Your exit marks a watershed moment in your life, bringing with it a barrage of tough decisions that you’ll want to get right. But the process needn’t be daunting, especially with professional help.

At Melo, we’re invested in building the right exit strategy for business owners just like you. And if you own a limited company, this starts with whether to sell your shares or your assets. And how to prepare for the fact that this decision might be out of your hands.

There are generally 2 routes to an external sale for owners of a limited company
  1. Sell your shares
  2. Sell your assets.

If you opt to sell your shares, the tax liability falls on you as an individual, subject to the Capital Gains Tax regime.

The upside of a share sale, of course, is that you receive the money from the sale. For the owner of a limited company this can be a much more tax-efficient route than the business selling the assets.

On the other hand, opt to sell business assets and it’s effectively the business doing the selling. Your company receives the proceeds of the sale and, in turn, pays Corporation Tax on this chargeable gain.

You then have to extract the proceeds – triggering a personal tax liability. So, when you sell your business assets, you might find yourself in a dreaded double-taxation scenario.

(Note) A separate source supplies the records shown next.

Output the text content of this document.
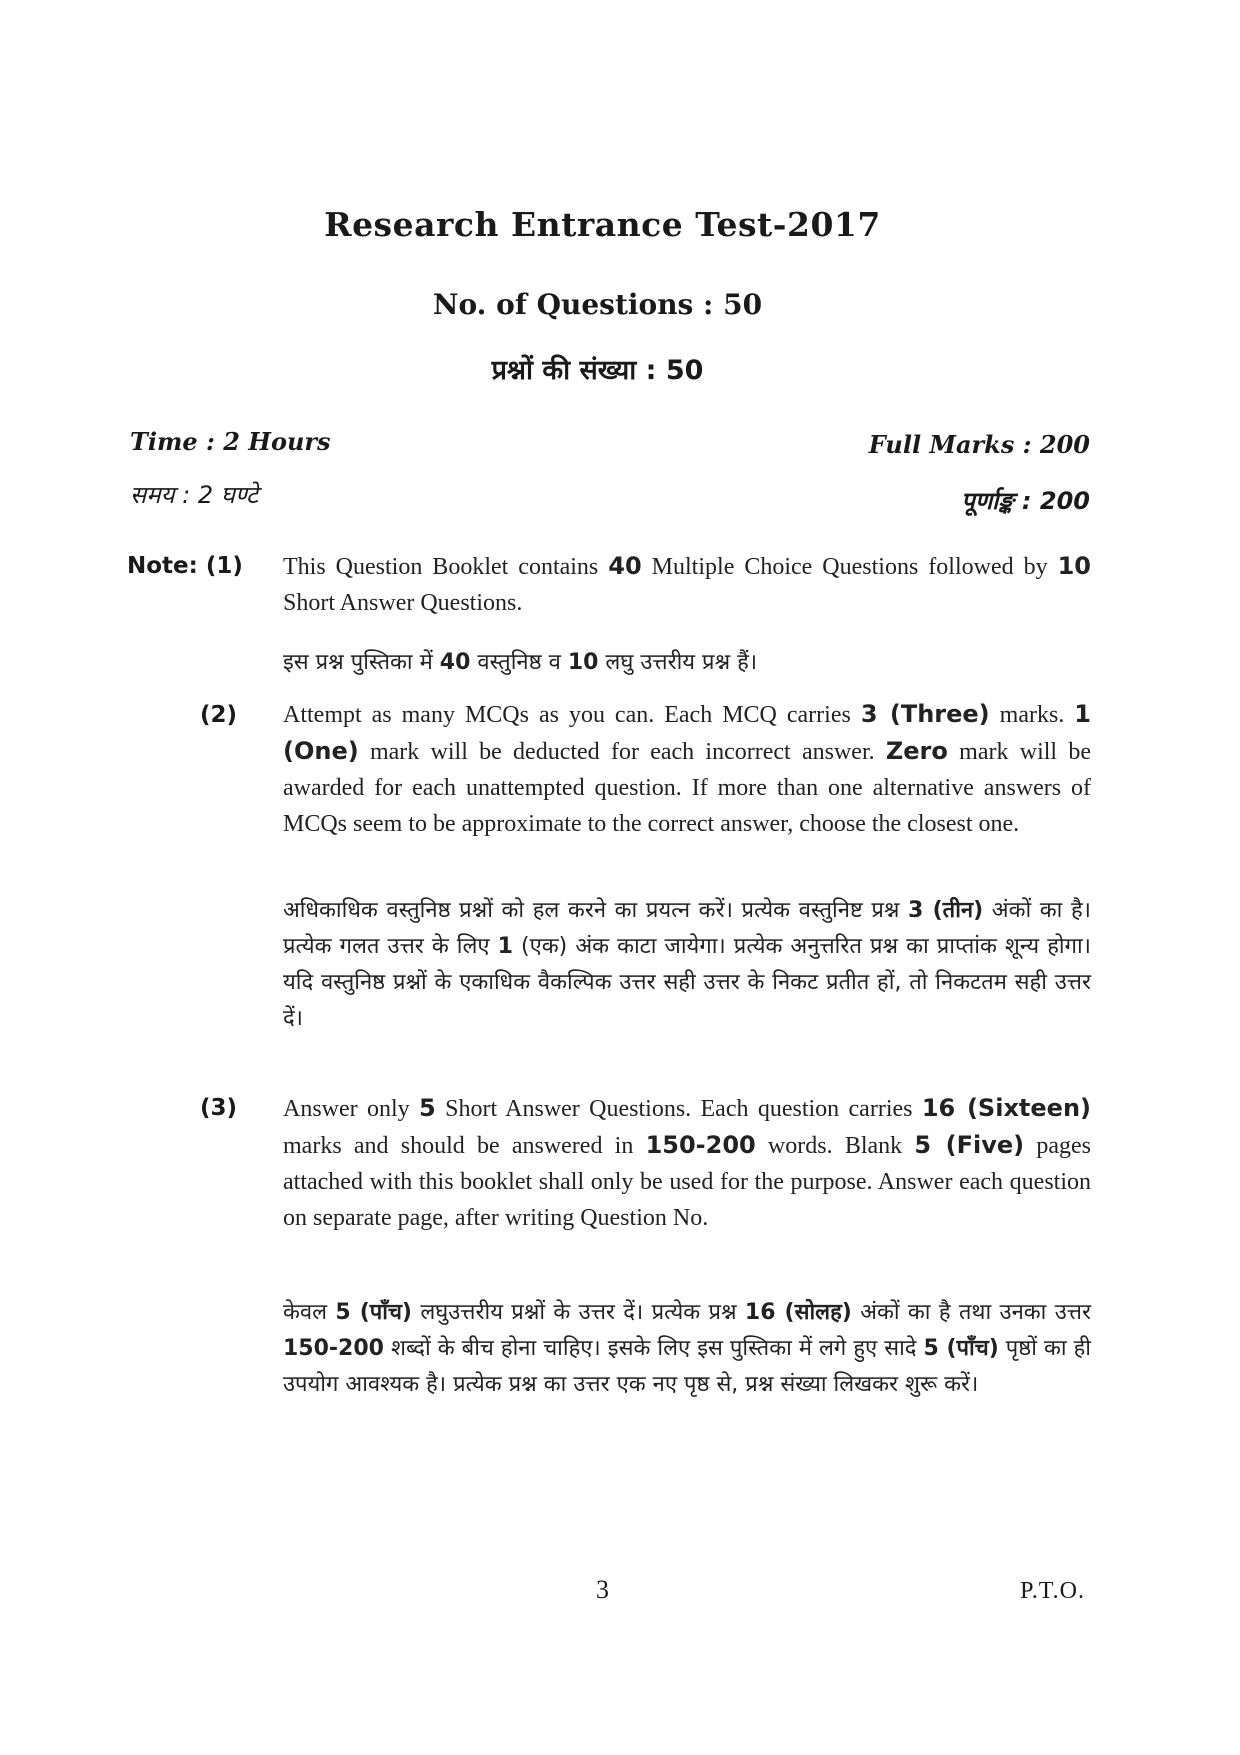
Research Entrance Test-2017
No. of Questions : 50
प्रश्नों की संख्या : 50
Time : 2 Hours
समय : 2 घण्टे
Full Marks : 200
पूर्णाङ्क : 200
Note: (1) This Question Booklet contains 40 Multiple Choice Questions followed by 10 Short Answer Questions.
इस प्रश्न पुस्तिका में 40 वस्तुनिष्ठ व 10 लघु उत्तरीय प्रश्न हैं।
(2) Attempt as many MCQs as you can. Each MCQ carries 3 (Three) marks. 1 (One) mark will be deducted for each incorrect answer. Zero mark will be awarded for each unattempted question. If more than one alternative answers of MCQs seem to be approximate to the correct answer, choose the closest one.
अधिकाधिक वस्तुनिष्ठ प्रश्नों को हल करने का प्रयत्न करें। प्रत्येक वस्तुनिष्ट प्रश्न 3 (तीन) अंकों का है। प्रत्येक गलत उत्तर के लिए 1 (एक) अंक काटा जायेगा। प्रत्येक अनुत्तरित प्रश्न का प्राप्तांक शून्य होगा। यदि वस्तुनिष्ठ प्रश्नों के एकाधिक वैकल्पिक उत्तर सही उत्तर के निकट प्रतीत हों, तो निकटतम सही उत्तर दें।
(3) Answer only 5 Short Answer Questions. Each question carries 16 (Sixteen) marks and should be answered in 150-200 words. Blank 5 (Five) pages attached with this booklet shall only be used for the purpose. Answer each question on separate page, after writing Question No.
केवल 5 (पाँच) लघुउत्तरीय प्रश्नों के उत्तर दें। प्रत्येक प्रश्न 16 (सोलह) अंकों का है तथा उनका उत्तर 150-200 शब्दों के बीच होना चाहिए। इसके लिए इस पुस्तिका में लगे हुए सादे 5 (पाँच) पृष्ठों का ही उपयोग आवश्यक है। प्रत्येक प्रश्न का उत्तर एक नए पृष्ठ से, प्रश्न संख्या लिखकर शुरू करें।
3	P.T.O.
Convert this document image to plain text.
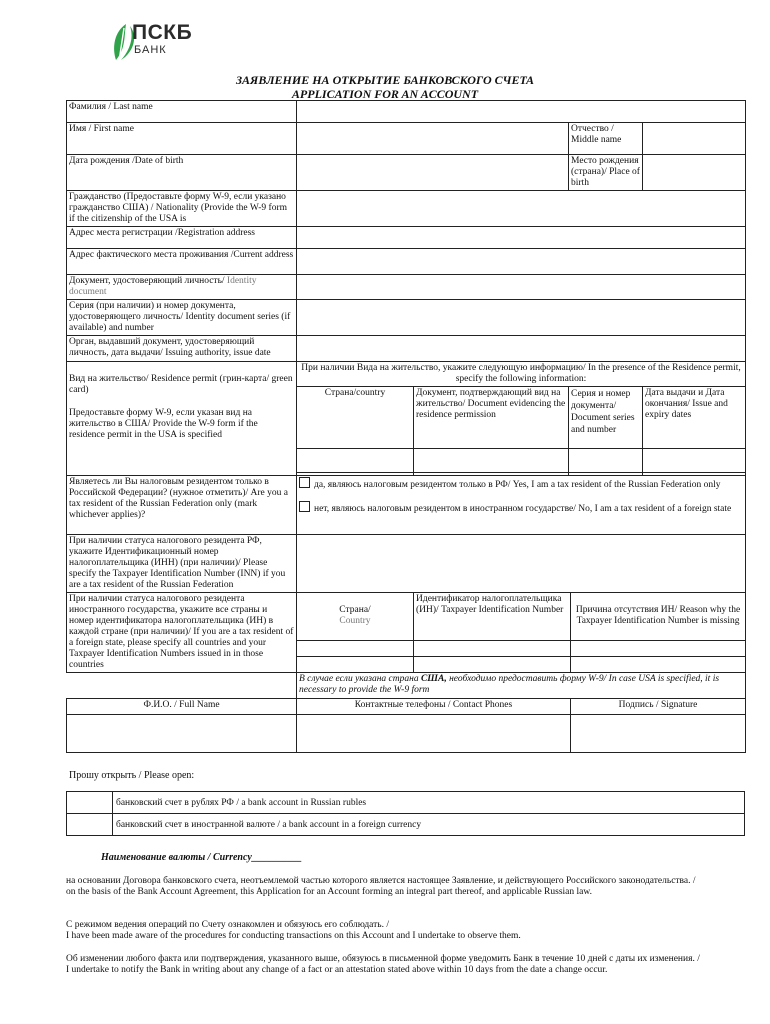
ПСКБ
БАНК
ЗАЯВЛЕНИЕ НА ОТКРЫТИЕ БАНКОВСКОГО СЧЕТА
APPLICATION FOR AN ACCOUNT
Фамилия / Last name					
Имя / First name			Отчество / Middle name		
Дата рождения /Date of birth			Место рождения (страна)/ Place of birth		
Гражданство (Предоставьте форму W-9, если указано гражданство США) / Nationality (Provide the W-9 form if the citizenship of the USA is					
Адрес места регистрации /Registration address					
Адрес фактического места проживания /Current address					
Документ, удостоверяющий личность/ Identity document					
Серия (при наличии) и номер документа, удостоверяющего личность/ Identity document series (if available) and number					
Орган, выдавший документ, удостоверяющий личность, дата выдачи/ Issuing authority, issue date					

Вид на жительство/ Residence permit (грин-карта/ green card)
Предоставьте форму W-9, если указан вид на жительство в США/ Provide the W-9 form if the residence permit in the USA is specified	При наличии Вида на жительство, укажите следующую информацию/ In the presence of the Residence permit, specify the following information:				
	Страна/country	Документ, подтверждающий вид на жительство/ Document evidencing the residence permission	Серия и номер документа/ Document series and number		Дата выдачи и Дата окончания/ Issue and expiry dates

Являетесь ли Вы налоговым резидентом только в Российской Федерации? (нужное отметить)/ Are you a tax resident of the Russian Federation only (mark whichever applies)?	да, являюсь налоговым резидентом только в РФ/ Yes, I am a tax resident of the Russian Federation only
нет, являюсь налоговым резидентом в иностранном государстве/ No, I am a tax resident of a foreign state				

При наличии статуса налогового резидента РФ, укажите Идентификационный номер налогоплательщика (ИНН) (при наличии)/ Please specify the Taxpayer Identification Number (INN) if you are a tax resident of the Russian Federation					
При наличии статуса налогового резидента иностранного государства, укажите все страны и номер идентификатора налогоплательщика (ИН) в каждой стране (при наличии)/ If you are a tax resident of a foreign state, please specify all countries and your Taxpayer Identification Numbers issued in in those countries	Страна/
Country	Идентификатор налогоплательщика (ИН)/ Taxpayer Identification Number		Причина отсутствия ИН/ Reason why the Taxpayer Identification Number is missing	

	В случае если указана страна США, необходимо предоставить форму W-9/ In case USA is specified, it is necessary to provide the W-9 form				
Ф.И.О. / Full Name	Контактные телефоны / Contact Phones			Подпись / Signature	

Прошу открыть / Please open:
	банковский счет в рублях РФ / a bank account in Russian rubles
	банковский счет в иностранной валюте / a bank account in a foreign currency
Наименование валюты / Currency__________
на основании Договора банковского счета, неотъемлемой частью которого является настоящее Заявление, и действующего Российского законодательства. /
on the basis of the Bank Account Agreement, this Application for an Account forming an integral part thereof, and applicable Russian law.
С режимом ведения операций по Счету ознакомлен и обязуюсь его соблюдать. /
I have been made aware of the procedures for conducting transactions on this Account and I undertake to observe them.
Об изменении любого факта или подтверждения, указанного выше, обязуюсь в письменной форме уведомить Банк в течение 10 дней с даты их изменения. /
I undertake to notify the Bank in writing about any change of a fact or an attestation stated above within 10 days from the date a change occur.
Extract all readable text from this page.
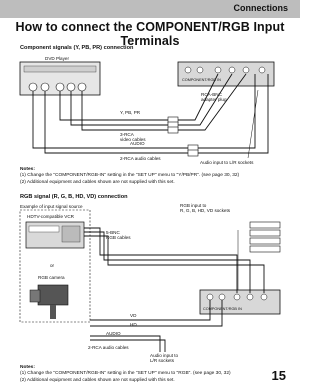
Connections
How to connect the COMPONENT/RGB Input Terminals
Component signals (Y, PB, PR) connection
DVD Player
COMPONENT/RGB IN
RCA-BNC
adapter plug
Y, PB, PR
3-RCA
video cables
AUDIO
2-RCA audio cables
Audio input to L/R sockets
Notes:
(1) Change the "COMPONENT/RGB-IN" setting in the "SET UP" menu to "Y/PB/PR". (see page 30, 32)
(2) Additional equipment and cables shown are not supplied with this set.
RGB signal (R, G, B, HD, VD) connection
Example of input signal source
HDTV-compatible VCR
or
RGB camera
5-BNC
RGB cables
RGB input to
R, G, B, HD, VD sockets
VD
HD
AUDIO
2-RCA audio cables
Audio input to
L/R sockets
COMPONENT/RGB IN
Notes:
(1) Change the "COMPONENT/RGB-IN" setting in the "SET UP" menu to "RGB". (see page 30, 32)
(2) Additional equipment and cables shown are not supplied with this set.	15
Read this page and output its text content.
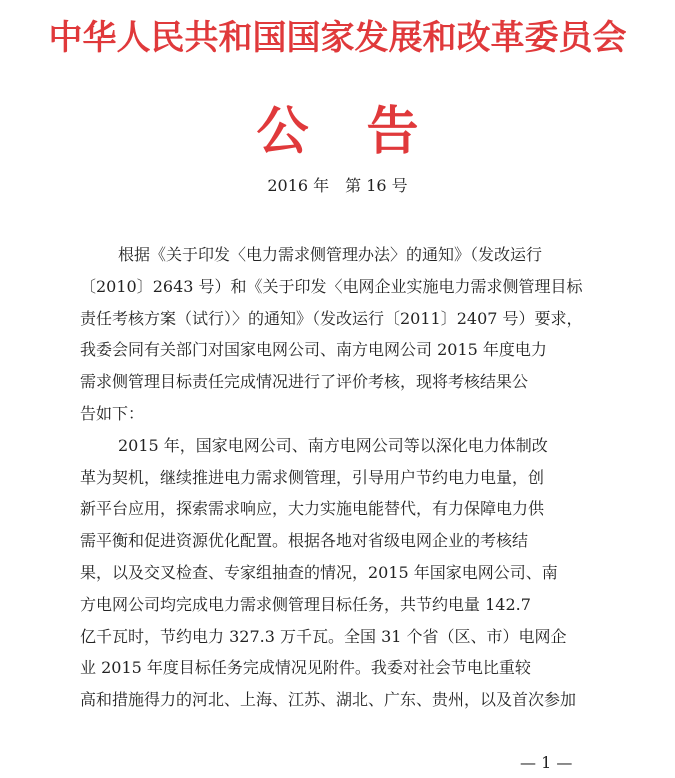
中华人民共和国国家发展和改革委员会
公告
2016 年　第 16 号
根据《关于印发〈电力需求侧管理办法〉的通知》（发改运行
〔2010〕2643 号）和《关于印发〈电网企业实施电力需求侧管理目标
责任考核方案（试行）〉的通知》（发改运行〔2011〕2407 号）要求，
我委会同有关部门对国家电网公司、南方电网公司 2015 年度电力
需求侧管理目标责任完成情况进行了评价考核，现将考核结果公
告如下：
2015 年，国家电网公司、南方电网公司等以深化电力体制改
革为契机，继续推进电力需求侧管理，引导用户节约电力电量，创
新平台应用，探索需求响应，大力实施电能替代，有力保障电力供
需平衡和促进资源优化配置。根据各地对省级电网企业的考核结
果，以及交叉检查、专家组抽查的情况，2015 年国家电网公司、南
方电网公司均完成电力需求侧管理目标任务，共节约电量 142.7
亿千瓦时，节约电力 327.3 万千瓦。全国 31 个省（区、市）电网企
业 2015 年度目标任务完成情况见附件。我委对社会节电比重较
高和措施得力的河北、上海、江苏、湖北、广东、贵州，以及首次参加
— 1 —
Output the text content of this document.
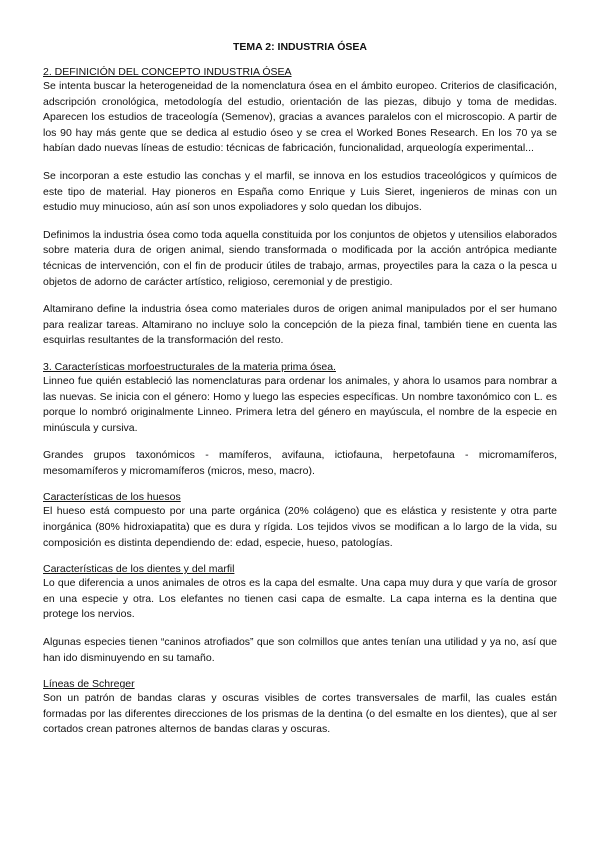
TEMA 2: INDUSTRIA ÓSEA
2. DEFINICIÓN DEL CONCEPTO INDUSTRIA ÓSEA

Se intenta buscar la heterogeneidad de la nomenclatura ósea en el ámbito europeo. Criterios de clasificación, adscripción cronológica, metodología del estudio, orientación de las piezas, dibujo y toma de medidas. Aparecen los estudios de traceología (Semenov), gracias a avances paralelos con el microscopio. A partir de los 90 hay más gente que se dedica al estudio óseo y se crea el Worked Bones Research. En los 70 ya se habían dado nuevas líneas de estudio: técnicas de fabricación, funcionalidad, arqueología experimental...

Se incorporan a este estudio las conchas y el marfil, se innova en los estudios traceológicos y químicos de este tipo de material. Hay pioneros en España como Enrique y Luis Sieret, ingenieros de minas con un estudio muy minucioso, aún así son unos expoliadores y solo quedan los dibujos.

Definimos la industria ósea como toda aquella constituida por los conjuntos de objetos y utensilios elaborados sobre materia dura de origen animal, siendo transformada o modificada por la acción antrópica mediante técnicas de intervención, con el fin de producir útiles de trabajo, armas, proyectiles para la caza o la pesca u objetos de adorno de carácter artístico, religioso, ceremonial y de prestigio.

Altamirano define la industria ósea como materiales duros de origen animal manipulados por el ser humano para realizar tareas. Altamirano no incluye solo la concepción de la pieza final, también tiene en cuenta las esquirlas resultantes de la transformación del resto.

3. Características morfoestructurales de la materia prima ósea.

Linneo fue quién estableció las nomenclaturas para ordenar los animales, y ahora lo usamos para nombrar a las nuevas. Se inicia con el género: Homo y luego las especies específicas. Un nombre taxonómico con L. es porque lo nombró originalmente Linneo. Primera letra del género en mayúscula, el nombre de la especie en minúscula y cursiva.

Grandes grupos taxonómicos - mamíferos, avifauna, ictiofauna, herpetofauna - micromamíferos, mesomamíferos y micromamíferos (micros, meso, macro).

Características de los huesos

El hueso está compuesto por una parte orgánica (20% colágeno) que es elástica y resistente y otra parte inorgánica (80% hidroxiapatita) que es dura y rígida. Los tejidos vivos se modifican a lo largo de la vida, su composición es distinta dependiendo de: edad, especie, hueso, patologías.

Características de los dientes y del marfil

Lo que diferencia a unos animales de otros es la capa del esmalte. Una capa muy dura y que varía de grosor en una especie y otra. Los elefantes no tienen casi capa de esmalte. La capa interna es la dentina que protege los nervios.

Algunas especies tienen “caninos atrofiados” que son colmillos que antes tenían una utilidad y ya no, así que han ido disminuyendo en su tamaño.

Líneas de Schreger

Son un patrón de bandas claras y oscuras visibles de cortes transversales de marfil, las cuales están formadas por las diferentes direcciones de los prismas de la dentina (o del esmalte en los dientes), que al ser cortados crean patrones alternos de bandas claras y oscuras.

Selling your shares might be preferable but the decision won’t always be yours to make

Historically, buyers have been desperate to get their hands on small business opportunities, with huge sums of money changing hands, often without sufficient due diligence.

But now, post-Consumer Duty, the landscape is very different.

The reality is that buyers don’t always want to buy company shares. And because there’s less competition, they don’t have to.

In the current environment, whether or not you sell company shares or assets is reliant on two things:

1. The size of your business

Post-Consumer Duty, the amount of due diligence required to buy shares – even in a small, clean company – is huge. And so are the legal contracts. That adds up to massive expense for your potential acquirer.

Buyer appetite for shares is lessening, especially for firms with an enterprise value of less than £1 million.

This might be hard to hear but remember that, as with so many things, forewarned is forearmed.

You might decide to work on growing your business or make peace with the fact that selling your shares will be tough.

2. Your documented reviews

A buyer completing due diligence may request documented reviews going back seven years for all clients that are paying an ongoing fee. This is a huge shift, and possibly not one you’re prepared for.

If you can’t provide properly documented reviews going back that far, how far can you go? Giving yourself space to grow the business could also allow time to get your documentation up to date.

Professional financial advice can give you the gift of information… and time

When you start thinking about your business exit strategy, you’ll need to consider the above two factors.

Speaking to professionals in good time, though, means that you can make plans that work for you.

That might be selling assets, but it could mean growing your business or making improvements that will allow you to sell shares later on.